Recette d'authentique far breton du Finistère très onctueux

📅 • Mis à jour le 23/01/2026
👨‍🍳 Préparation 20 minutes
🔥 Cuisson 45 minutes
⏱️ Total 125 minutes
👥 Portions 8 personnes
Difficulté: Facile
Le far breton est bien plus qu'un simple gâteau ; c'est une institution culinaire qui puise ses racines dans le Finistère profond. Originairement appelé 'Farz Forn' (far au four), il était autrefois une bouillie de froment cuite dans un sac, servie salée pour accompagner les viandes. Au fil des siècles, il s'est enrichi de sucre, d'œufs et de lait pour devenir le dessert emblématique que nous chérissons aujourd'hui. Cette version traditionnelle, que je vous propose ici, se distingue par sa texture unique : à mi-chemin entre le flan pâtissier et le clafoutis, mais avec une densité plus marquée et ce parfum inimitable de beurre demi-sel. Contrairement aux idées reçues, le véritable far breton du Finistère peut se déguster nature, bien que les pruneaux soient devenus un ajout populaire pour les marins qui les emportaient pour leurs vertus nutritionnelles lors de longues traversées.
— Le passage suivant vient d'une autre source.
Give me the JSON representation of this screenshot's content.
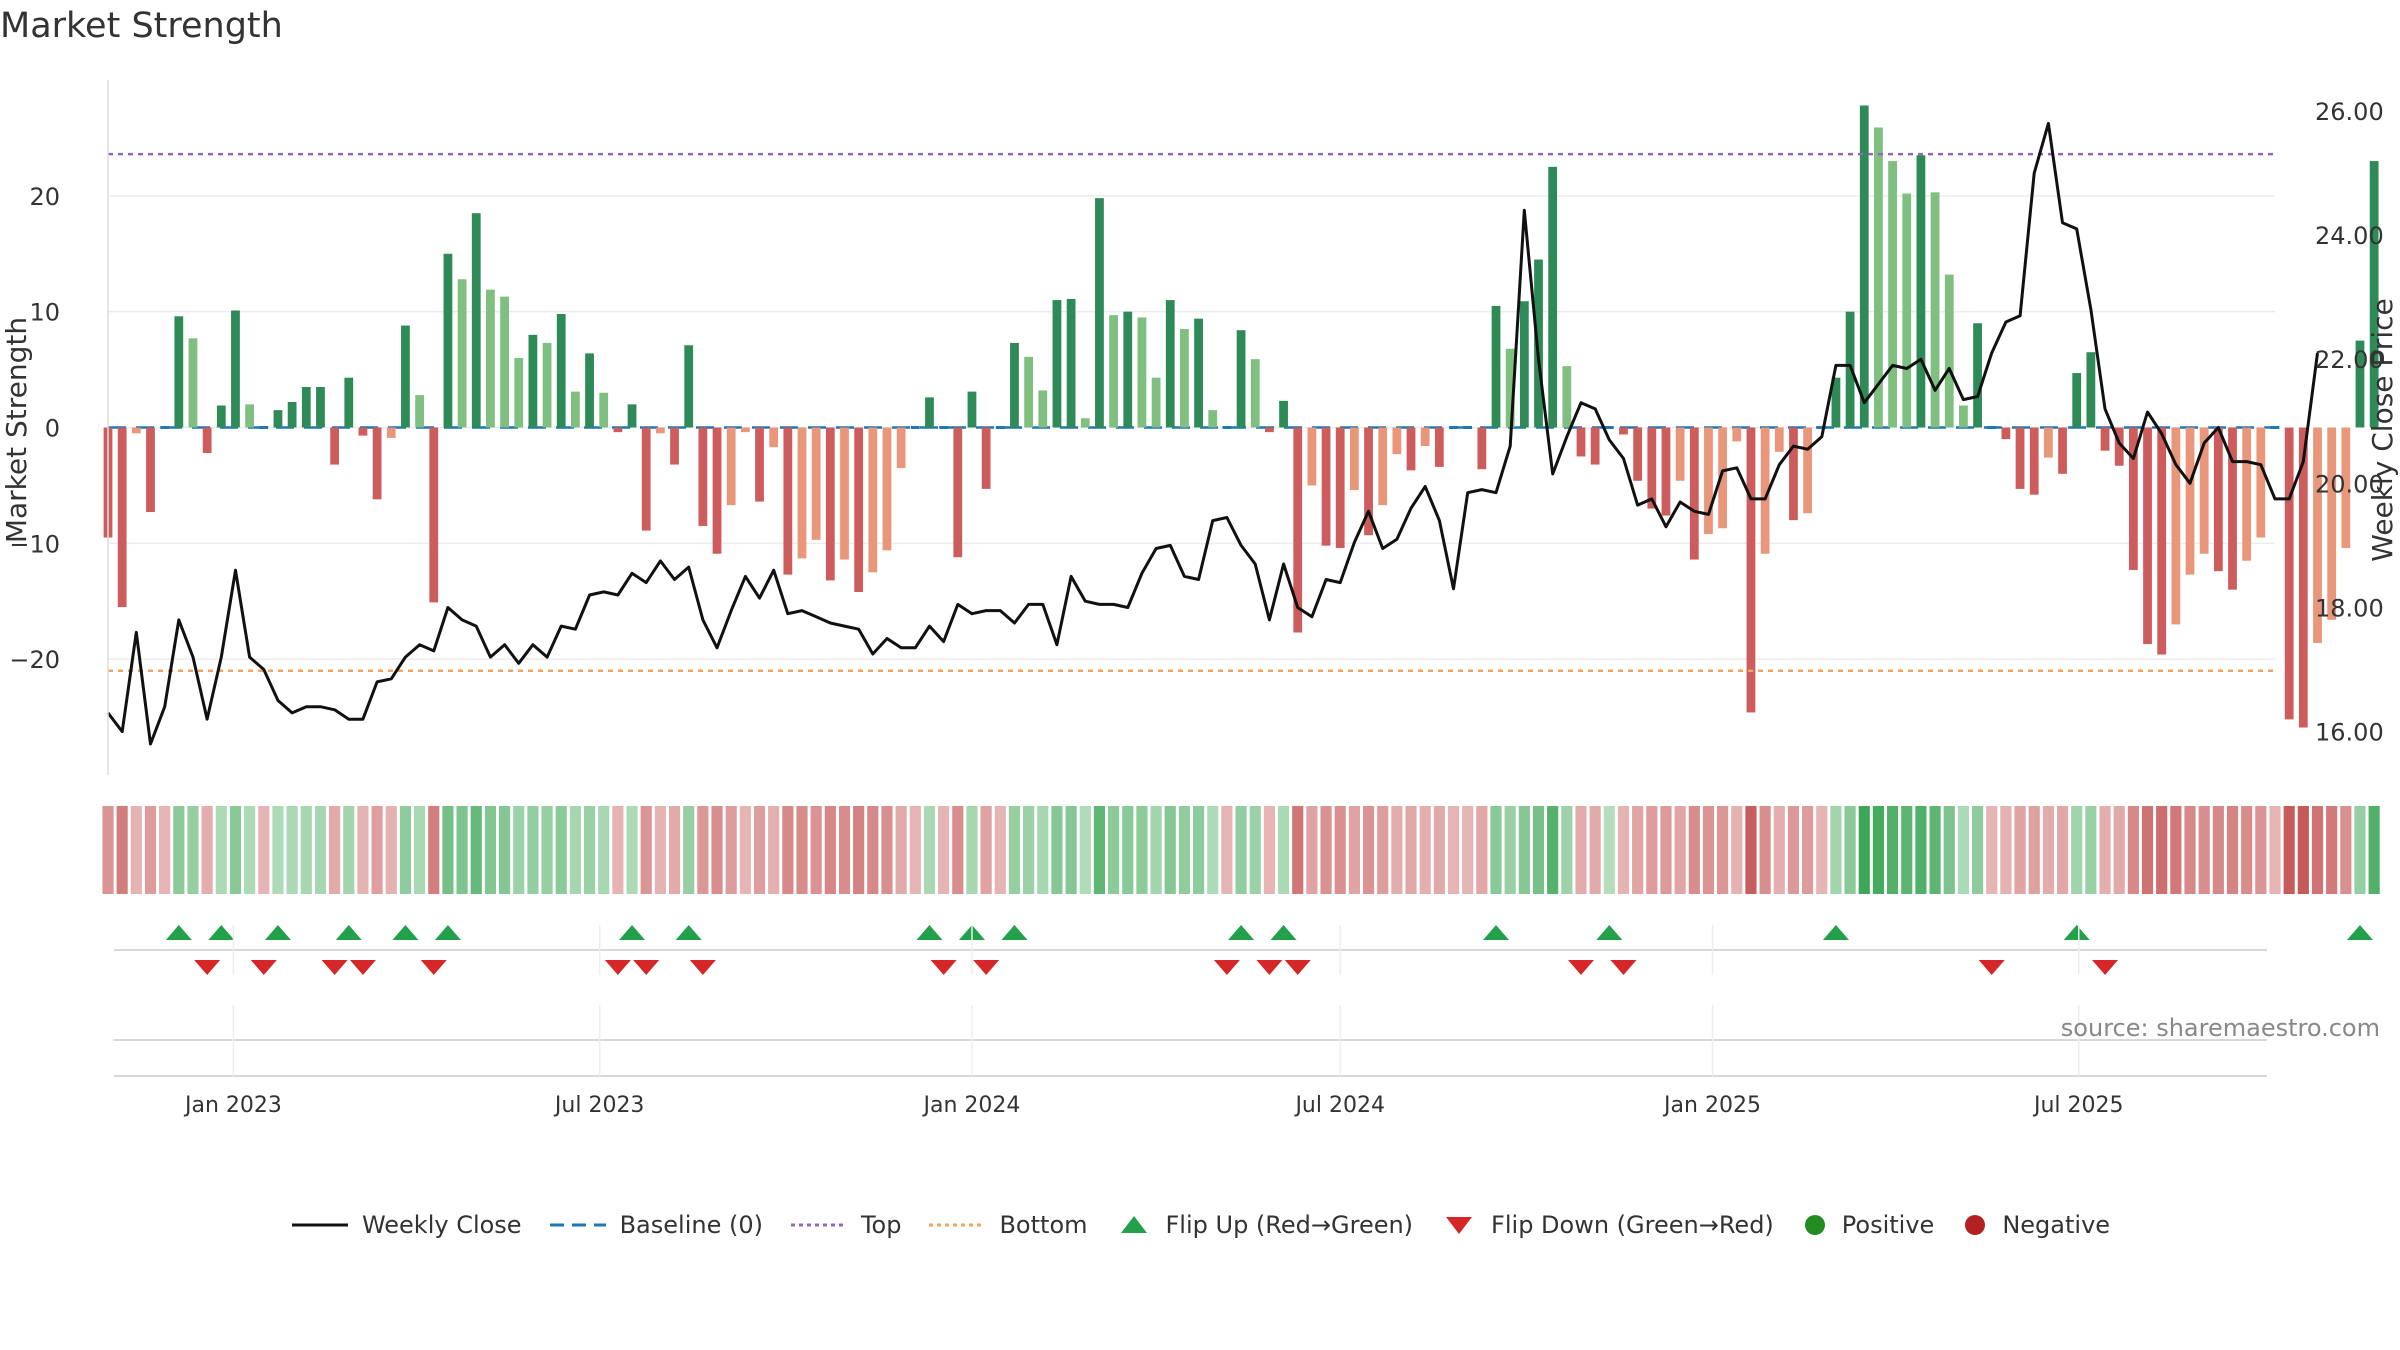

Ma recette repose sur un équilibre précis entre le gras du lait entier et la finesse de la farine tamisée, garantissant un gâteau qui ne 'rejette' pas d'eau et reste incroyablement fondant même le lendemain.

🥗 Ingrédients

  • 250 g farine de blé T55 (tamisée pour éviter les grumeaux)
  • 150 g sucre en poudre (sucre de canne blond idéalement)
  • 4 pièces œufs entiers (gros calibre, à température ambiante)
  • 1 L lait entier (de préférence lait frais de ferme)
  • 50 g beurre demi-sel (fondu pour la pâte)
  • 20 g beurre demi-sel (pour beurrer généreusement le moule)
  • 1 pièce sucre vanillé ou gousse de vanille (grattée)
  • 250 g pruneaux d'Agen dénoyautés (facultatif, à faire tremper dans du thé)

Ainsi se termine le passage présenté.